Lors de la reprise du procès de Frédéric Péchier, l’ancien anesthésiste a modifié son récit concernant les circonstances entourant l’incident survenu en janvier 2017. Alors que la thèse de l’accusation repose sur l’idée qu’il aurait profité du départ d’une infirmière pour administrer une substance toxique, le prévenu a soutenu pour la première fois que le patient était resté seul dans la salle d’opération pendant une vingtaine de minutes. Selon lui, après avoir demandé à sa collègue de prendre une pause, il aurait lui-même quitté les lieux pour signaler la découverte de poches de perfusion perforées.

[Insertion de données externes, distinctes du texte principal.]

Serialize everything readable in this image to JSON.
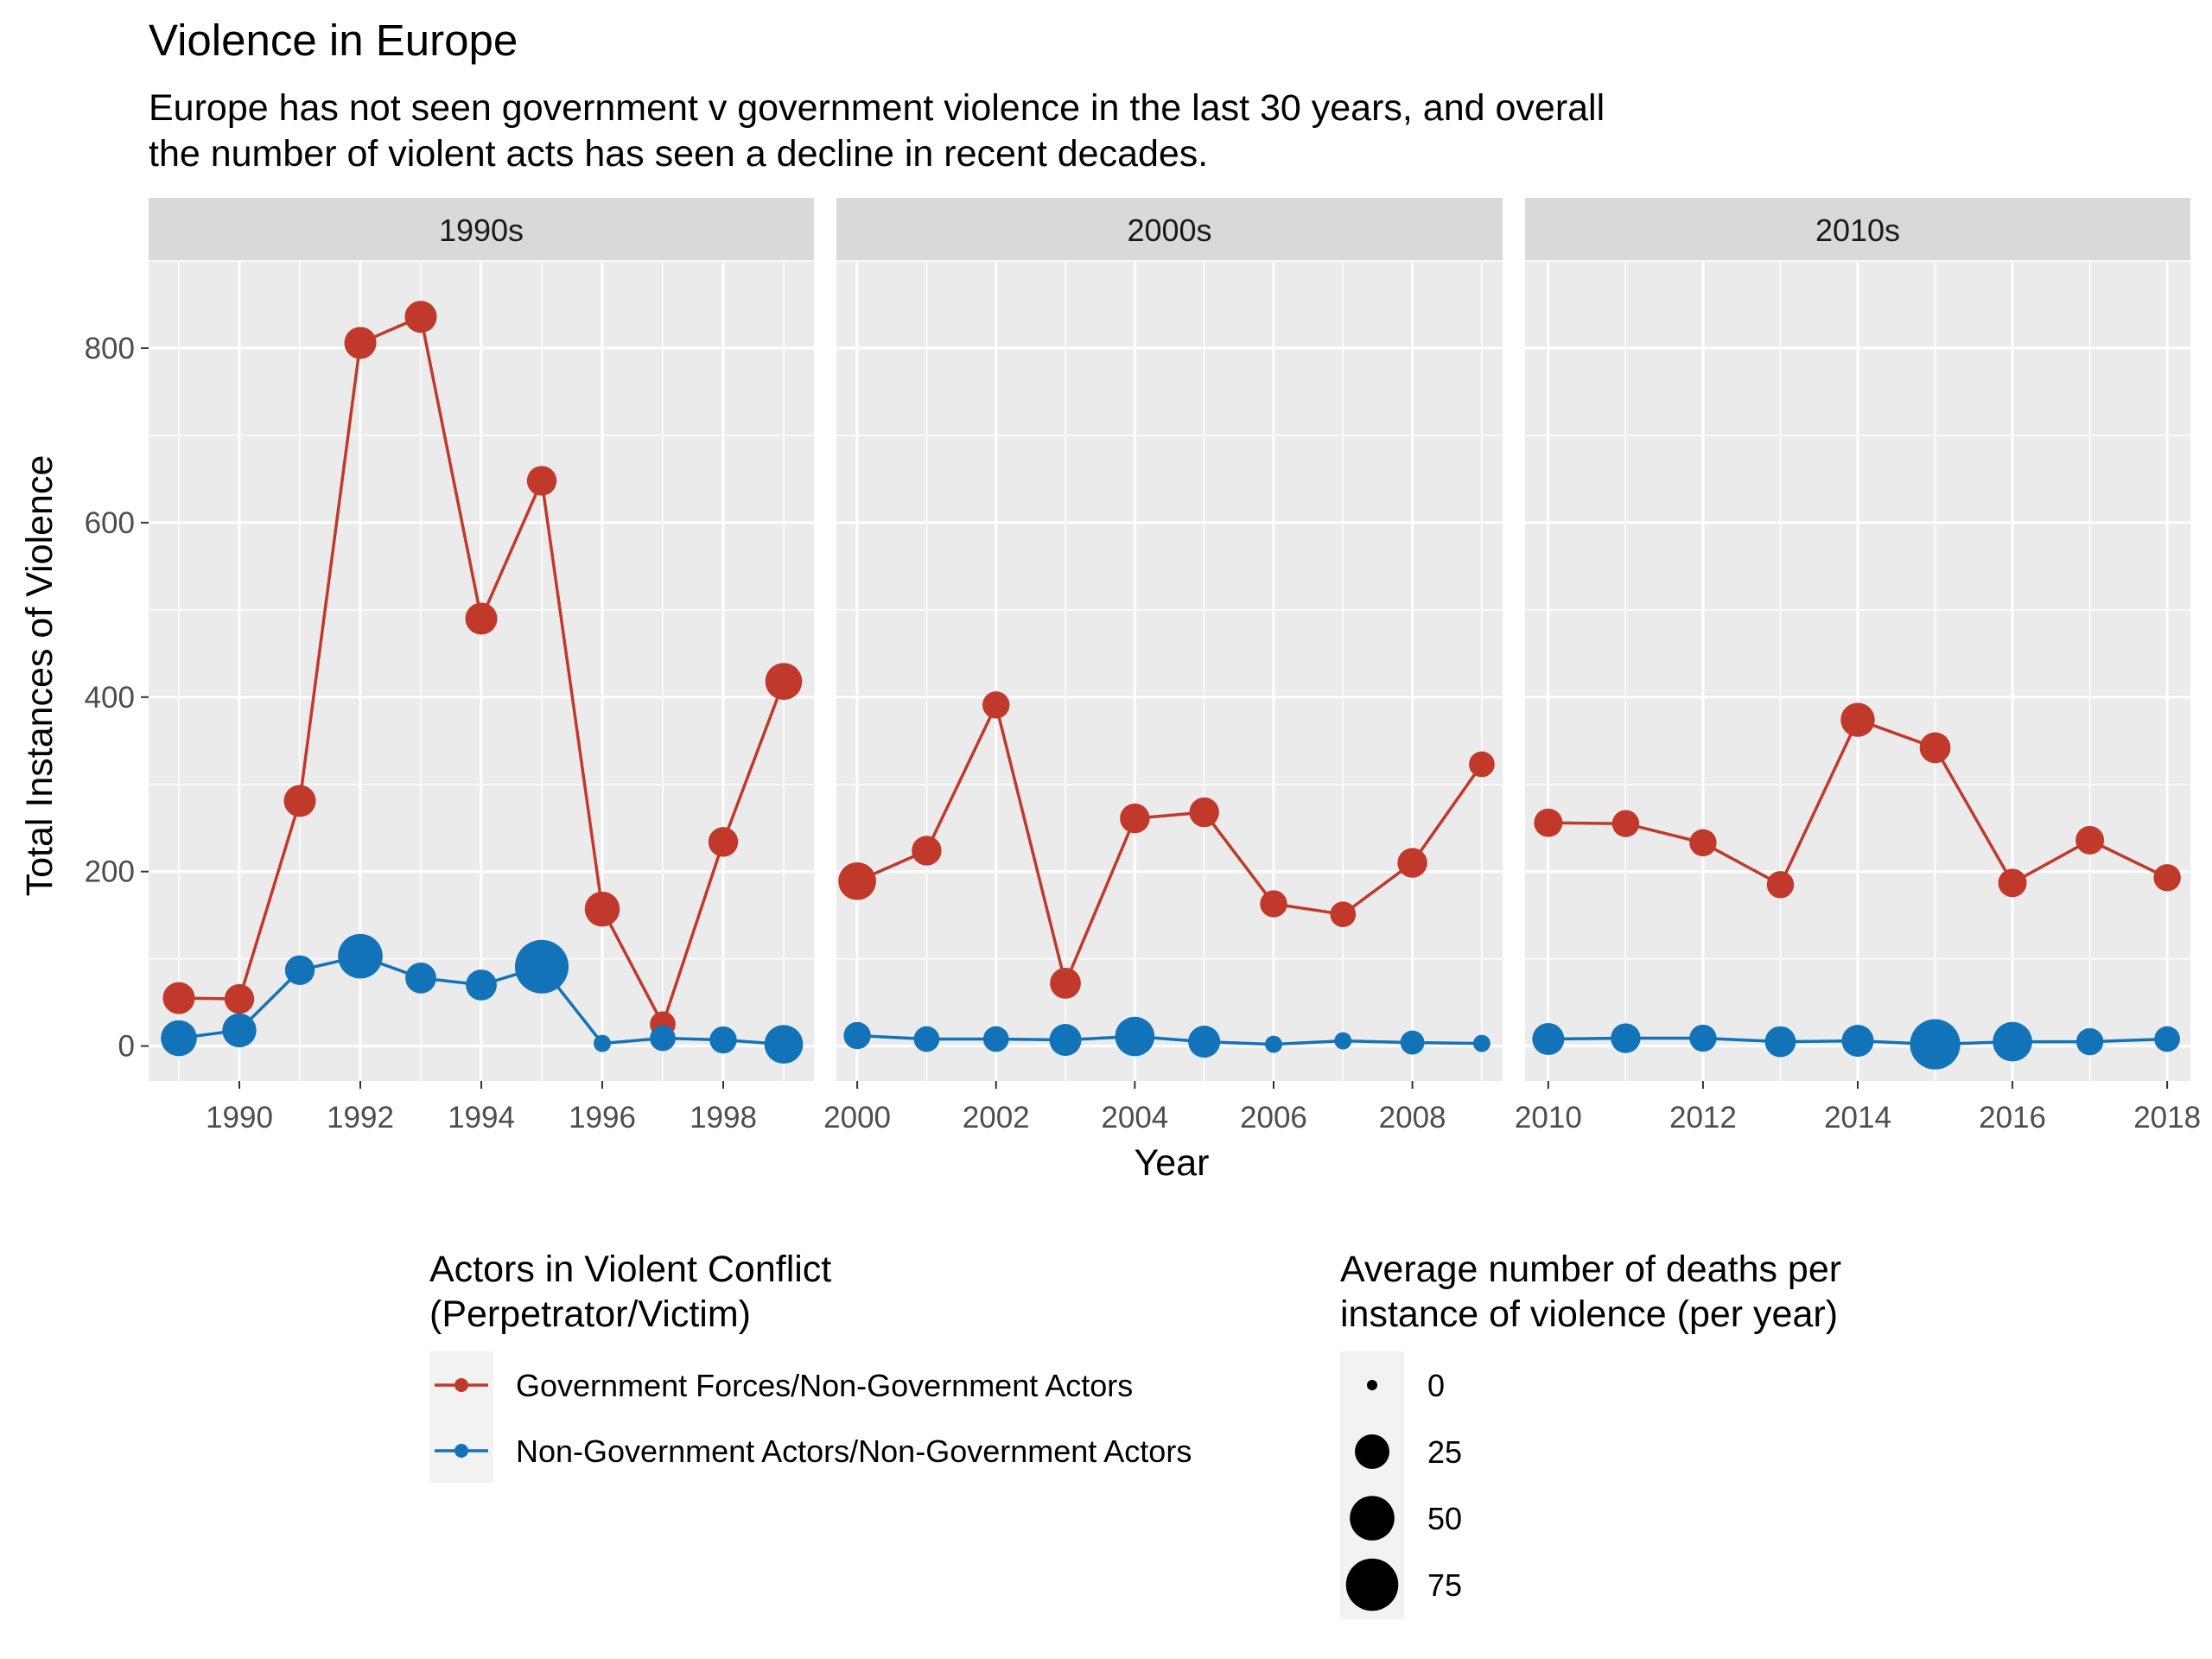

La présidente de la cour d’assises a immédiatement relevé l’absence de cette version dans les précédents interrogatoires et les écoutes téléphoniques, où l’intéressé affirmait au contraire qu’une présence constante était assurée auprès du patient. L’avocate générale a pour sa part questionné la cohérence de ce nouveau scénario, suggérant qu’il semblait évoluer en fonction des éléments du dossier.

Les représentants des parties civiles ont exprimé leur scepticisme, qualifiant cette assertion de tentative de se créer un alibi. L’un d’eux a notamment regretté l’absence de parole de compassion de l’accusé envers les victimes présumées.

Par ailleurs, Frédéric Péchier a de nouveau rejeté l’idée d’avoir utilisé des patients comme moyen de nuire à des confrères, une hypothèse avancée par l’accusation pour expliquer une série d’intoxications survenues entre 2008 et 2017. Il a en revanche laissé entendre qu’un autre médecin, intervenu lors de la prise en charge du patient, pourrait être impliqué, pointant du doigt la rapidité avec lequel celui-ci avait identifié la nature du toxique. La défense de ce dernier a rappelé que le diagnostic avait été établi de manière collective.

Le verdict dans cette affaire, où Frédéric Péchier encourt la perpétuité, est attendu pour le 19 décembre.